The hunting blocks of Selous Game Reserve and its surrounds are most noted for elephant, lion, leopard, buffalo, and plains game, including Africa’s finest common eland. (In 2005, elephant poaching was reportedly increasing.)

The Selous is an outstanding example of the role sustainable safari hunting can play in wildlife conservation in Africa -  a counter to the animal rights groups that rail against it. Without the revenue that hunting tourism generates, this reserve and its wildlife would simply not exist.

But the reserve faces new challenges, such as a declining budget, potential pressures from increasing settlement to the west and north, the granting of prospecting licences for precious stones, and a proposed dam which would flood part of the northern Selous to create an improved water supply for Dar es Salaam.

German bilateral assistance is continuing for the development of the Selous-Niassa Corridor, extending from the south-western boundary of Selous Game Reserve to the Ruvuma River in the Niassa Game Reserve area on the Mozambique border. The corridor will enable wildlife movements to continue between these reserves through the establishment of a network of village wildlife management areas.

The floodplain grasslands of the Kilombero Game Controlled Areas to the west of the Selous support Africa’s largest population of puku, an antelope closely related to the kob of West and Central Africa. These areas are exposed to increasing encroachment of settlement and livestock, and bushmeat-hunting. Aerial surveys indicated a decline in the puku population from 53,000 in 1994 to 23,000 in 2002. Puku face an uncertain future unless part of the Kilombero Valley is upgraded to game reserve status.

The Future
Tanzania occupies less than 5% of the total land area of sub-Saharan Africa. Yet population estimates indicate that, in total, the country currently supports approximately 70-90% of Africa’s wildebeest, topi, Lichtenstein’s hartebeest and Thomson’s gazelle populations, about half of its zebra, savannah buffalo and puku, about one-third of the continent’s remaining hippo, fringe-eared oryx, lion and wild dog, and 20-25% of its elephant, giraffe, common eland, waterbuck, sable and Grant’s gazelle. Similar proportions probably apply to other species for which comparable data are not available.

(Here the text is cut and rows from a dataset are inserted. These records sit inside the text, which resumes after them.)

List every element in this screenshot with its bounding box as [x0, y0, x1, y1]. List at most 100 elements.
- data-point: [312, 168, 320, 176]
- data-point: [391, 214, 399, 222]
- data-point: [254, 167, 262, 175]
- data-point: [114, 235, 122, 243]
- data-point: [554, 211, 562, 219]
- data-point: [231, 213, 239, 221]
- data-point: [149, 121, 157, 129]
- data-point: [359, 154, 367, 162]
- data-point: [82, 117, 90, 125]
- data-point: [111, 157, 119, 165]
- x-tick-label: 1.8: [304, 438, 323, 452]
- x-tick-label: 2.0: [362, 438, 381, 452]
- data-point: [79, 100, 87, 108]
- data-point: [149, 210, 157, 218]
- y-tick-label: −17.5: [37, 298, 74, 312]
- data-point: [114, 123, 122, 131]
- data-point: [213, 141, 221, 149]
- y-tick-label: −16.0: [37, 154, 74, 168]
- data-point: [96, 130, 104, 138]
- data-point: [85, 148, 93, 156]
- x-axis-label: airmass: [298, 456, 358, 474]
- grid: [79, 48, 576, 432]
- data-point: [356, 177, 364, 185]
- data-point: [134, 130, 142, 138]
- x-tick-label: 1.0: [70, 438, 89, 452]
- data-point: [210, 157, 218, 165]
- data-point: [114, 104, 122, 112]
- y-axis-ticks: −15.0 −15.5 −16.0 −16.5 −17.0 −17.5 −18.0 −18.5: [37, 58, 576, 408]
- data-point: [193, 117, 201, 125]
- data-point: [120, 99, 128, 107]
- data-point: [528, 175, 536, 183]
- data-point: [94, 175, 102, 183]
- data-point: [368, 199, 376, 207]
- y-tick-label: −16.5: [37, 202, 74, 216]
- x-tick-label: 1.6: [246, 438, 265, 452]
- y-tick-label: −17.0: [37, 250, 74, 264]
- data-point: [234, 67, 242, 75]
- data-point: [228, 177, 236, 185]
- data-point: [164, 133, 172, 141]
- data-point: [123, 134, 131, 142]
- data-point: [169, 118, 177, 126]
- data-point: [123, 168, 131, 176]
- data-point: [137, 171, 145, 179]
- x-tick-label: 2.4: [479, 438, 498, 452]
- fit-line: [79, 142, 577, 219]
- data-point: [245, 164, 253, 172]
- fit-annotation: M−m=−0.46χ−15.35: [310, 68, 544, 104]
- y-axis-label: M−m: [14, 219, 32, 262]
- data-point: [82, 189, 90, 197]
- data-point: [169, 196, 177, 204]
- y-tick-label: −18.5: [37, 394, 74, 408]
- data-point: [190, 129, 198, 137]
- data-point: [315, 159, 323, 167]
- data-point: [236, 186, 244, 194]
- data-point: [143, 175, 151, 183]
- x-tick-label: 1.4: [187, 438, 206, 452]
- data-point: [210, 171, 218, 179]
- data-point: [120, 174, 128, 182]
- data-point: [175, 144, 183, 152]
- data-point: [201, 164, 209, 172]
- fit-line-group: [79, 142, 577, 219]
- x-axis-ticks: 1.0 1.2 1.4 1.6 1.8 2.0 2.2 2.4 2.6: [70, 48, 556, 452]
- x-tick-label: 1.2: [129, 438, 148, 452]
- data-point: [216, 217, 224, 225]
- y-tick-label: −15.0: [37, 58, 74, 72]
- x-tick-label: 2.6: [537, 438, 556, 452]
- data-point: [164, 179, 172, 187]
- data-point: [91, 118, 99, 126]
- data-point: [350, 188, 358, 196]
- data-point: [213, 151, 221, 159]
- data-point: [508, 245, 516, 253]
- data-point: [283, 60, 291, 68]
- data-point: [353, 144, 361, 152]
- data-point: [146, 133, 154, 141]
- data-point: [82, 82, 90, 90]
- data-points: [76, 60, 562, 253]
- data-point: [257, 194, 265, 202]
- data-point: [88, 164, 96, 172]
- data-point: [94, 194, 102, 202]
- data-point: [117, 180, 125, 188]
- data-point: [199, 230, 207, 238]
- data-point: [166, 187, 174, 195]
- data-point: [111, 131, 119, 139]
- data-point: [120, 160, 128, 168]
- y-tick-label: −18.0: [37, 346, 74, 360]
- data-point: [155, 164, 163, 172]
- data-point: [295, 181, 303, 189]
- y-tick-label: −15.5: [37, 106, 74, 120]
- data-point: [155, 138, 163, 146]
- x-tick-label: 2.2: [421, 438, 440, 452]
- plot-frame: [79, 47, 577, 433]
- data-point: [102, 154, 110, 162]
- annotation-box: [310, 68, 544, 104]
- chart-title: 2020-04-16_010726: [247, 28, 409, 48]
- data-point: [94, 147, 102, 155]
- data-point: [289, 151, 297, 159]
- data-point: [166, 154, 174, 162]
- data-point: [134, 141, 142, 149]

These extraordinary figures underline Tanzania’s position as a unique jewel in Africa’s wildlife crown. The future protection and management of the country’s extensive wildlife estate depends on the generation of sufficient revenue from tourism and hunting to meet the needs of  government agencies, the private sector, and local village communities. There will also certainly be a continuing need for external support, as typified by the Selous Conservation Programme, USAID support to the anti-poaching efforts of the Wildlife Division and TANAPA, and long-term FZS support to the Serengeti.  There will certainly be some losses of wildlife and wild lands as the country’s human population continues to grow.  But Tanzania’s importance as a wildlife country will probably be even greater in 50 to 100 years’ time than it is today.